Uma decisão recente do Tribunal de Contas do Estado (TCE) pode acabar beneficiando prefeitos, secretários e dirigentes de órgãos públicos mineiros suspeitos de desviar até R$ 15 mil do bolso do contribuinte. Os infratores não serão mais investigados pelo órgão, criado pela Constituição Federal para fiscalizar os gastos com dinheiro público. Resolução publicada no último dia 2 no Diário Oficial de Contas, reajustou de R$ 5 mil para R$ 15 mil o valor mínimo para a abertura de processo de tomada de contas especial – modalidade em que técnicos do tribunal visitam in loco o órgão acusado de dano ao erário. Para se ter uma ideia, desde 2010 já foram abertas 617 tomadas de contas especiais, 68 delas só nos primeiros três meses deste ano.

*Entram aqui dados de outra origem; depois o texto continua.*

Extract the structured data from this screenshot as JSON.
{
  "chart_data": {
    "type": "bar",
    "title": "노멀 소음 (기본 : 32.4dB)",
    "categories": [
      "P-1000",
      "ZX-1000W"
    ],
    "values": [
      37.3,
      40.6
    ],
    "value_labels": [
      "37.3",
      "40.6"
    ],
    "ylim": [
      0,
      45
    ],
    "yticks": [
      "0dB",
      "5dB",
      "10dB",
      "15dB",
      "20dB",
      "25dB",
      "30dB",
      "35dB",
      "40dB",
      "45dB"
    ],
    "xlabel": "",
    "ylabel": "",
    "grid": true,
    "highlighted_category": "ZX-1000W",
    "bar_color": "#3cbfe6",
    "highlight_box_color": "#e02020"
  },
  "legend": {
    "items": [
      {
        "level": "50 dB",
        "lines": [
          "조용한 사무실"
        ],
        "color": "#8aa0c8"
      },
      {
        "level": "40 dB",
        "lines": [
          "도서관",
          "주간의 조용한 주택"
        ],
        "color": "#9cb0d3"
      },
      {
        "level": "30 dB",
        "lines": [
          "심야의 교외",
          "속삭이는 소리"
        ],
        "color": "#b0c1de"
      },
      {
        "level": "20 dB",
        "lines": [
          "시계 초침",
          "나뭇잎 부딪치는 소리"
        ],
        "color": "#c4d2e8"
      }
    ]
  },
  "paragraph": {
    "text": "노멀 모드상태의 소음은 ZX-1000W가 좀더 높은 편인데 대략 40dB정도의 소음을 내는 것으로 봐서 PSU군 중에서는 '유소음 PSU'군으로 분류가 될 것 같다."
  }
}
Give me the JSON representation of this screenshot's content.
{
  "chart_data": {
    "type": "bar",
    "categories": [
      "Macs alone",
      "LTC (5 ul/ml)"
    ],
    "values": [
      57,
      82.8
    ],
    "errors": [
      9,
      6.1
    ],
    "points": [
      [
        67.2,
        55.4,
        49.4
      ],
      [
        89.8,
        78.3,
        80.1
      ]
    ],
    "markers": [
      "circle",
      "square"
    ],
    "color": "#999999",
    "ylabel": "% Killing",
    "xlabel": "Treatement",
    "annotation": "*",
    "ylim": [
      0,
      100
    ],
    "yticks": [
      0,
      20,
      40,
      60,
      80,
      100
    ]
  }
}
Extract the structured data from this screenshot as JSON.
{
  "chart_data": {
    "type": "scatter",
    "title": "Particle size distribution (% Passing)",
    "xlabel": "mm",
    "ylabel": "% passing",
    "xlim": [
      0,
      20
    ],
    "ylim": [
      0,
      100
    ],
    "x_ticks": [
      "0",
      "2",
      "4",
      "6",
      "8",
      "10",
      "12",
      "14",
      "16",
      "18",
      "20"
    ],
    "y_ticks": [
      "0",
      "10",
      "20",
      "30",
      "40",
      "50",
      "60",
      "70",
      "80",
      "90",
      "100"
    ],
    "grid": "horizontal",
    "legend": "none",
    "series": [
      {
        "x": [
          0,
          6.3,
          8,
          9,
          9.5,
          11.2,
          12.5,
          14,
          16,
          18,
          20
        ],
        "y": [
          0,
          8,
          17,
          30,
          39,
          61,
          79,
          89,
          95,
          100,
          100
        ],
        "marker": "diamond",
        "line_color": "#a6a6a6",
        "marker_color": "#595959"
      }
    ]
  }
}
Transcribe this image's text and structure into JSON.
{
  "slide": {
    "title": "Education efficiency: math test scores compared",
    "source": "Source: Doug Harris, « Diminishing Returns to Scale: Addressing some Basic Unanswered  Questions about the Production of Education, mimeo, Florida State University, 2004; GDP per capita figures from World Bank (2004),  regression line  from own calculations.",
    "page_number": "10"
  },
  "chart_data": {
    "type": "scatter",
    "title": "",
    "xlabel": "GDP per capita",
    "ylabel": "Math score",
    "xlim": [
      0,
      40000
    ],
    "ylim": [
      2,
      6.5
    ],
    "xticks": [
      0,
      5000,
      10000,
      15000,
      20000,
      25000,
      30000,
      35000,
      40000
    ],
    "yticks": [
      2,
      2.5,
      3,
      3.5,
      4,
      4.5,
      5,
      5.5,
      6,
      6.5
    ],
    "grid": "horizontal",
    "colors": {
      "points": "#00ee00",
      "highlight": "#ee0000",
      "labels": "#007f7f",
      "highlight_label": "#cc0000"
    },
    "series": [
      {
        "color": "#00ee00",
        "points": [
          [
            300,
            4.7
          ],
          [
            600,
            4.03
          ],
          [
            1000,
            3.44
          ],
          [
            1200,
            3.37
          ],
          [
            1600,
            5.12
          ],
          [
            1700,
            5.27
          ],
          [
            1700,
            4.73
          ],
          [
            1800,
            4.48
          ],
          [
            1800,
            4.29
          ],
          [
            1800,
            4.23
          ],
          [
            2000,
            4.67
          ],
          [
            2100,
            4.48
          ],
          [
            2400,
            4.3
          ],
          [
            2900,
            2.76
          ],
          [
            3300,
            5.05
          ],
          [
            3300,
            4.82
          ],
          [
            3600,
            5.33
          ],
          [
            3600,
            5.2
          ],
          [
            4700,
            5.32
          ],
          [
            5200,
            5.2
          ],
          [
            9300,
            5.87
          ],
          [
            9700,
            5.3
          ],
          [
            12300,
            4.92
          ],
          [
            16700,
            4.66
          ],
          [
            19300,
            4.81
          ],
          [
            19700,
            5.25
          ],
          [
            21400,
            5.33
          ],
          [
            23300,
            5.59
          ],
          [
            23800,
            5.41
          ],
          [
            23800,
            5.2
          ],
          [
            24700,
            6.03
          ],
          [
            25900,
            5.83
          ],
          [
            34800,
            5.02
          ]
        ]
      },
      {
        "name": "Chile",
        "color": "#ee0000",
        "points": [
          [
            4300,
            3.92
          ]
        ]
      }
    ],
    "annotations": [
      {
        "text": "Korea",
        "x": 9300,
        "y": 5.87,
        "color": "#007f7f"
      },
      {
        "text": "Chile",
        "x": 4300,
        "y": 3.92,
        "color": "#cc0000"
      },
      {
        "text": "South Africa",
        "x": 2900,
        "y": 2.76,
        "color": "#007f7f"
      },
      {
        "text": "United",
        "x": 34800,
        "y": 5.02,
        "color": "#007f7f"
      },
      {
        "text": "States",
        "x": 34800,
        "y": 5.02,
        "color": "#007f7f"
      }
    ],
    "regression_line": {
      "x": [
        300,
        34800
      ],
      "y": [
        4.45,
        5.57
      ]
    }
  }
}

“Resolvemos ser seletivos, porque em uma tomada de contas você mobiliza muita gente para a apuração e tem uma despesa grande. Acaba gastando na apuração mais do que o valor que será cobrado”, justifica o presidente do TCE, conselheiro Antonio Carlos Andrada. Ele nega que a medida acabará beneficiando corruptos. “Antes de chegar na tomada de contas, você tem uma série de outros mecanismos para cobrar os dados”, alega. Isso porque, de acordo com o conselheiro, todo gasto de dinheiro público deve ser justificado não apenas ao TCE, mas também a quem repassou a verba pública para um órgão, município ou estado.

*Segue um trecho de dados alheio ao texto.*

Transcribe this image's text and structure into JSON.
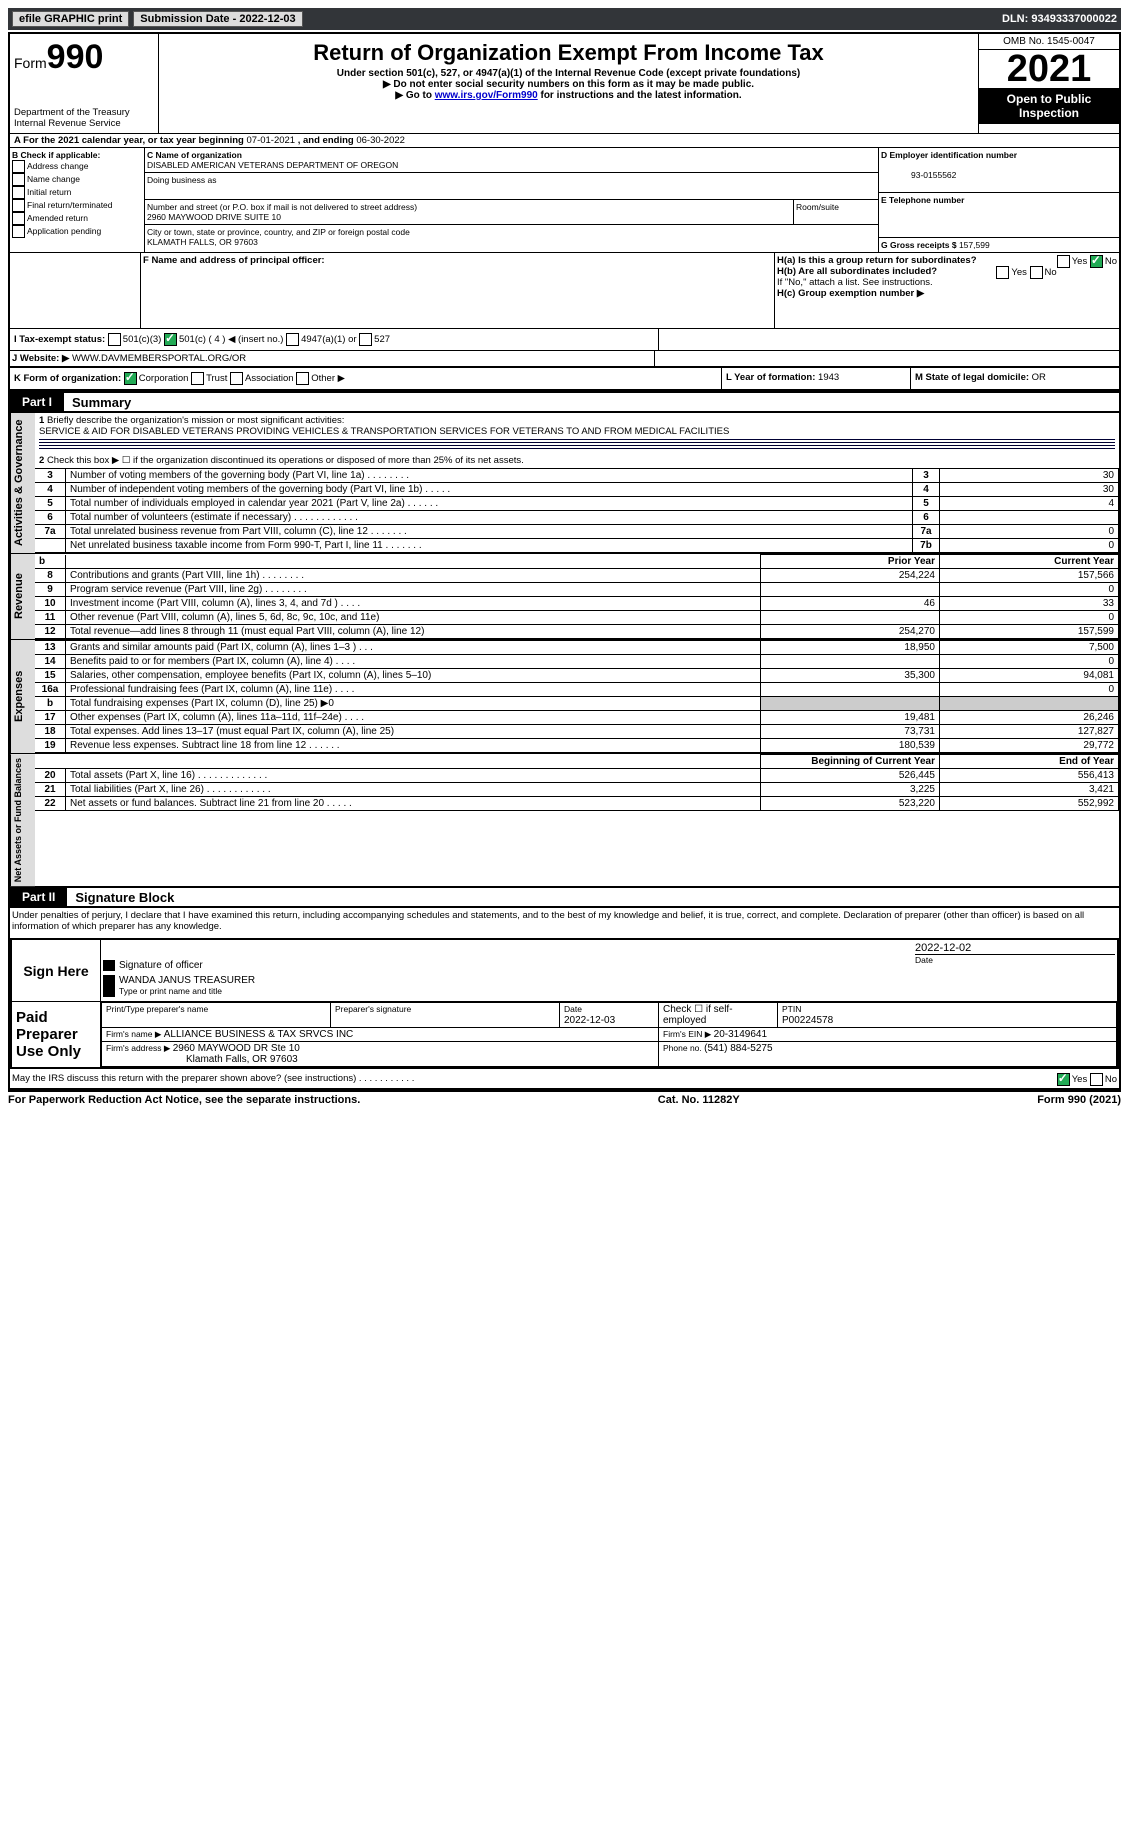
{
  "topbar": {
    "efile_btn": "efile GRAPHIC print",
    "submission_label": "Submission Date - ",
    "submission_date": "2022-12-03",
    "dln_label": "DLN: ",
    "dln": "93493337000022"
  },
  "header": {
    "form_prefix": "Form",
    "form_number": "990",
    "dept": "Department of the Treasury\nInternal Revenue Service",
    "title": "Return of Organization Exempt From Income Tax",
    "subtitle": "Under section 501(c), 527, or 4947(a)(1) of the Internal Revenue Code (except private foundations)",
    "note1": "▶ Do not enter social security numbers on this form as it may be made public.",
    "note2_pre": "▶ Go to ",
    "note2_link": "www.irs.gov/Form990",
    "note2_post": " for instructions and the latest information.",
    "omb": "OMB No. 1545-0047",
    "year": "2021",
    "open": "Open to Public Inspection"
  },
  "periodA": {
    "label": "A For the 2021 calendar year, or tax year beginning ",
    "begin": "07-01-2021",
    "mid": " , and ending ",
    "end": "06-30-2022"
  },
  "boxB": {
    "label": "B Check if applicable:",
    "opts": [
      "Address change",
      "Name change",
      "Initial return",
      "Final return/terminated",
      "Amended return",
      "Application pending"
    ]
  },
  "boxC": {
    "name_label": "C Name of organization",
    "name": "DISABLED AMERICAN VETERANS DEPARTMENT OF OREGON",
    "dba_label": "Doing business as",
    "dba": "",
    "addr_label": "Number and street (or P.O. box if mail is not delivered to street address)",
    "room_label": "Room/suite",
    "addr": "2960 MAYWOOD DRIVE SUITE 10",
    "city_label": "City or town, state or province, country, and ZIP or foreign postal code",
    "city": "KLAMATH FALLS, OR  97603"
  },
  "boxD": {
    "label": "D Employer identification number",
    "val": "93-0155562"
  },
  "boxE": {
    "label": "E Telephone number",
    "val": ""
  },
  "boxG": {
    "label": "G Gross receipts $ ",
    "val": "157,599"
  },
  "boxF": {
    "label": "F  Name and address of principal officer:",
    "val": ""
  },
  "boxH": {
    "a_label": "H(a)  Is this a group return for subordinates?",
    "a_yes": "Yes",
    "a_no": "No",
    "b_label": "H(b)  Are all subordinates included?",
    "b_yes": "Yes",
    "b_no": "No",
    "b_note": "If \"No,\" attach a list. See instructions.",
    "c_label": "H(c)  Group exemption number ▶"
  },
  "boxI": {
    "label": "I  Tax-exempt status:",
    "o1": "501(c)(3)",
    "o2": "501(c) ( 4 ) ◀ (insert no.)",
    "o3": "4947(a)(1) or",
    "o4": "527"
  },
  "boxJ": {
    "label": "J  Website: ▶ ",
    "val": "WWW.DAVMEMBERSPORTAL.ORG/OR"
  },
  "boxK": {
    "label": "K Form of organization:",
    "o1": "Corporation",
    "o2": "Trust",
    "o3": "Association",
    "o4": "Other ▶"
  },
  "boxL": {
    "label": "L Year of formation: ",
    "val": "1943"
  },
  "boxM": {
    "label": "M State of legal domicile: ",
    "val": "OR"
  },
  "part1": {
    "label": "Part I",
    "title": "Summary",
    "q1": "Briefly describe the organization's mission or most significant activities:",
    "q1_val": "SERVICE & AID FOR DISABLED VETERANS PROVIDING VEHICLES & TRANSPORTATION SERVICES FOR VETERANS TO AND FROM MEDICAL FACILITIES",
    "q2": "Check this box ▶ ☐ if the organization discontinued its operations or disposed of more than 25% of its net assets.",
    "rows_ag": [
      {
        "n": "3",
        "t": "Number of voting members of the governing body (Part VI, line 1a)  .   .   .   .   .   .   .   .",
        "lab": "3",
        "v": "30"
      },
      {
        "n": "4",
        "t": "Number of independent voting members of the governing body (Part VI, line 1b)  .   .   .   .   .",
        "lab": "4",
        "v": "30"
      },
      {
        "n": "5",
        "t": "Total number of individuals employed in calendar year 2021 (Part V, line 2a)  .   .   .   .   .   .",
        "lab": "5",
        "v": "4"
      },
      {
        "n": "6",
        "t": "Total number of volunteers (estimate if necessary)   .   .   .   .   .   .   .   .   .   .   .   .",
        "lab": "6",
        "v": ""
      },
      {
        "n": "7a",
        "t": "Total unrelated business revenue from Part VIII, column (C), line 12  .   .   .   .   .   .   .",
        "lab": "7a",
        "v": "0"
      },
      {
        "n": "",
        "t": "Net unrelated business taxable income from Form 990-T, Part I, line 11  .   .   .   .   .   .   .",
        "lab": "7b",
        "v": "0"
      }
    ],
    "col_prior": "Prior Year",
    "col_current": "Current Year",
    "rows_rev": [
      {
        "n": "8",
        "t": "Contributions and grants (Part VIII, line 1h)  .   .   .   .   .   .   .   .",
        "p": "254,224",
        "c": "157,566"
      },
      {
        "n": "9",
        "t": "Program service revenue (Part VIII, line 2g)   .   .   .   .   .   .   .   .",
        "p": "",
        "c": "0"
      },
      {
        "n": "10",
        "t": "Investment income (Part VIII, column (A), lines 3, 4, and 7d )  .   .   .   .",
        "p": "46",
        "c": "33"
      },
      {
        "n": "11",
        "t": "Other revenue (Part VIII, column (A), lines 5, 6d, 8c, 9c, 10c, and 11e)",
        "p": "",
        "c": "0"
      },
      {
        "n": "12",
        "t": "Total revenue—add lines 8 through 11 (must equal Part VIII, column (A), line 12)",
        "p": "254,270",
        "c": "157,599"
      }
    ],
    "rows_exp": [
      {
        "n": "13",
        "t": "Grants and similar amounts paid (Part IX, column (A), lines 1–3 )  .   .   .",
        "p": "18,950",
        "c": "7,500"
      },
      {
        "n": "14",
        "t": "Benefits paid to or for members (Part IX, column (A), line 4)  .   .   .   .",
        "p": "",
        "c": "0"
      },
      {
        "n": "15",
        "t": "Salaries, other compensation, employee benefits (Part IX, column (A), lines 5–10)",
        "p": "35,300",
        "c": "94,081"
      },
      {
        "n": "16a",
        "t": "Professional fundraising fees (Part IX, column (A), line 11e)  .   .   .   .",
        "p": "",
        "c": "0"
      },
      {
        "n": "b",
        "t": "Total fundraising expenses (Part IX, column (D), line 25) ▶0",
        "p": "SHADE",
        "c": "SHADE"
      },
      {
        "n": "17",
        "t": "Other expenses (Part IX, column (A), lines 11a–11d, 11f–24e)  .   .   .   .",
        "p": "19,481",
        "c": "26,246"
      },
      {
        "n": "18",
        "t": "Total expenses. Add lines 13–17 (must equal Part IX, column (A), line 25)",
        "p": "73,731",
        "c": "127,827"
      },
      {
        "n": "19",
        "t": "Revenue less expenses. Subtract line 18 from line 12  .   .   .   .   .   .",
        "p": "180,539",
        "c": "29,772"
      }
    ],
    "col_begin": "Beginning of Current Year",
    "col_end": "End of Year",
    "rows_net": [
      {
        "n": "20",
        "t": "Total assets (Part X, line 16)  .   .   .   .   .   .   .   .   .   .   .   .   .",
        "p": "526,445",
        "c": "556,413"
      },
      {
        "n": "21",
        "t": "Total liabilities (Part X, line 26)  .   .   .   .   .   .   .   .   .   .   .   .",
        "p": "3,225",
        "c": "3,421"
      },
      {
        "n": "22",
        "t": "Net assets or fund balances. Subtract line 21 from line 20  .   .   .   .   .",
        "p": "523,220",
        "c": "552,992"
      }
    ],
    "vtab_ag": "Activities & Governance",
    "vtab_rev": "Revenue",
    "vtab_exp": "Expenses",
    "vtab_net": "Net Assets or Fund Balances"
  },
  "part2": {
    "label": "Part II",
    "title": "Signature Block",
    "perjury": "Under penalties of perjury, I declare that I have examined this return, including accompanying schedules and statements, and to the best of my knowledge and belief, it is true, correct, and complete. Declaration of preparer (other than officer) is based on all information of which preparer has any knowledge.",
    "sign_here": "Sign Here",
    "sig_officer": "Signature of officer",
    "sig_date_label": "Date",
    "sig_date": "2022-12-02",
    "name_title_label": "Type or print name and title",
    "name_title": "WANDA JANUS  TREASURER",
    "paid_only": "Paid Preparer Use Only",
    "prep_name_label": "Print/Type preparer's name",
    "prep_sig_label": "Preparer's signature",
    "date_label": "Date",
    "date_val": "2022-12-03",
    "check_se": "Check ☐ if self-employed",
    "ptin_label": "PTIN",
    "ptin": "P00224578",
    "firm_name_label": "Firm's name   ▶ ",
    "firm_name": "ALLIANCE BUSINESS & TAX SRVCS INC",
    "firm_ein_label": "Firm's EIN ▶ ",
    "firm_ein": "20-3149641",
    "firm_addr_label": "Firm's address ▶ ",
    "firm_addr1": "2960 MAYWOOD DR Ste 10",
    "firm_addr2": "Klamath Falls, OR  97603",
    "phone_label": "Phone no. ",
    "phone": "(541) 884-5275",
    "discuss": "May the IRS discuss this return with the preparer shown above? (see instructions)  .   .   .   .   .   .   .   .   .   .   .",
    "discuss_yes": "Yes",
    "discuss_no": "No"
  },
  "footer": {
    "pra": "For Paperwork Reduction Act Notice, see the separate instructions.",
    "cat": "Cat. No. 11282Y",
    "form": "Form 990 (2021)"
  }
}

Nesses casos, há autonomia do cedente para cobrar os dados sobre os gastos ou mesmo suspender outro repasse de verbas em razão da falta de prestação de contas de um envio anterior. “E mesmo quando o caso chega ao TCE, antes da tomada há a abertura de um processo e aplicação de multa em caso de descumprimento da decisão”, completou Andrada. Em um caso como esse, o TCE envia um comunicado cobrando a comprovação de gastos. Se descumprido, há a aplicação de multa e a abertura da tomada de contas especial – a partir de agora desde que o valor ultrapasse R$ 15 mil.
Omissão de dever
O procurador-geral do Ministério Público junto ao Tribunal de Contas, Glaydson Soprani Massaria, completa que a obrigação primeira de apurar o desvio é do ente envolvido no repasse da verba. “Se ele não recebe a justificativa dos gastos, instaura uma tomada de contas e julga. Esse julgamento é que vem para o TCE, que agora só vai querer o envio do que ultrapassar R$ 15 mil”, explicou ele, ao também negar que a medida vá beneficiar quem desvia dinheiro.

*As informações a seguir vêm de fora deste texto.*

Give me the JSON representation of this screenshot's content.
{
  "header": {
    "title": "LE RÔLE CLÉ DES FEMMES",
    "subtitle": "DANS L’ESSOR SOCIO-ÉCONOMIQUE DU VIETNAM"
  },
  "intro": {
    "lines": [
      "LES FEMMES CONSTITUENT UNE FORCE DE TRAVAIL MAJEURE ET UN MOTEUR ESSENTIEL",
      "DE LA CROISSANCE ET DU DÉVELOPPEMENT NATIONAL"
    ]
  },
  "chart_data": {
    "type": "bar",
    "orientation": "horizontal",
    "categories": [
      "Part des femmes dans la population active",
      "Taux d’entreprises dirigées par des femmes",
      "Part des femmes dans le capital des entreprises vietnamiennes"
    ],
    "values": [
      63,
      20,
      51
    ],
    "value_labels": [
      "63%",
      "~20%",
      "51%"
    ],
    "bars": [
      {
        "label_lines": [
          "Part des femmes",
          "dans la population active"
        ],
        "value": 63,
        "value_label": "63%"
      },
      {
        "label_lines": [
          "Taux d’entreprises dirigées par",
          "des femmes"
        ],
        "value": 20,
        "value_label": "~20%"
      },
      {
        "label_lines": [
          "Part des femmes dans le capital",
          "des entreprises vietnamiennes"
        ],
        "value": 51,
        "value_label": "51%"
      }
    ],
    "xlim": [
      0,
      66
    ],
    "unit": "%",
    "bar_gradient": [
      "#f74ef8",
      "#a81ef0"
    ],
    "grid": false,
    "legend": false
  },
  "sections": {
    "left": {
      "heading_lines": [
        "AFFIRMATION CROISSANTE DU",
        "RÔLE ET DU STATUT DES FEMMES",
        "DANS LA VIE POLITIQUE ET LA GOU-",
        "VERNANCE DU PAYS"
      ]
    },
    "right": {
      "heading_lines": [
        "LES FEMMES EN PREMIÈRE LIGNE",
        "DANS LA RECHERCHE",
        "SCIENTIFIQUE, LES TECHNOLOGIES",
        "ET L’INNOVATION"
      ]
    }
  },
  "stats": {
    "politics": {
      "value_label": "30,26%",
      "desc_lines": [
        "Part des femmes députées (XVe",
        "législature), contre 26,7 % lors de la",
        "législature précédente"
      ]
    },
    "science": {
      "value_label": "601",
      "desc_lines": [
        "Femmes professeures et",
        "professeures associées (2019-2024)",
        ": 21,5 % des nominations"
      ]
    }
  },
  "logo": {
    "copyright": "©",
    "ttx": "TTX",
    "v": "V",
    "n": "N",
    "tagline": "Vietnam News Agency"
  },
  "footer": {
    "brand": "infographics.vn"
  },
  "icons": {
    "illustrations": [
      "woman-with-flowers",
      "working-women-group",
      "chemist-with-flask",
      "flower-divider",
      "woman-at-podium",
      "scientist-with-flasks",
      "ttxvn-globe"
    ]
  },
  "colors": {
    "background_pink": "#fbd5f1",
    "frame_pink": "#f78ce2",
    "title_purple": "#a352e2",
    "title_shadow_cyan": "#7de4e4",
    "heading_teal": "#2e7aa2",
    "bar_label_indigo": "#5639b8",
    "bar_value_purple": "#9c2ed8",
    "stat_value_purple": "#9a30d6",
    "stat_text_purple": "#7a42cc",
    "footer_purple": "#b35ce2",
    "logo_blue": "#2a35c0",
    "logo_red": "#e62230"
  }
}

Com a mesma justificativa, os TCEs de Goiás e Santa Catarina estabeleceram o piso de R$ 30 mil e R$ 28 mil, respectivamente. No Tribunal de Contas da União (TCU), ele é de R$ 30 mil, segundo informações do tribunal mineiro.
Na prática, a medida significará que o TCE nem vai ficar sabendo se houve um convênio inferior a R$ 15 mil e se as contas referentes ao gasto foram prestadas. A tomada de contas especial está prevista no artigo 47 da Lei Complementar 102/08, que prevê apuração dos fatos e quantificação do dano quando caracterizadas a omissão do dever de prestar contas; a falta de comprovação da aplicação de recursos repassados pelo estado ou município; a ocorrência de desfalque ou desvio de dinheiro, bens ou valores públicos e a prática de qualquer ato ilegal, ilegítimo ou antieconômico que possa resultar dano ao erário.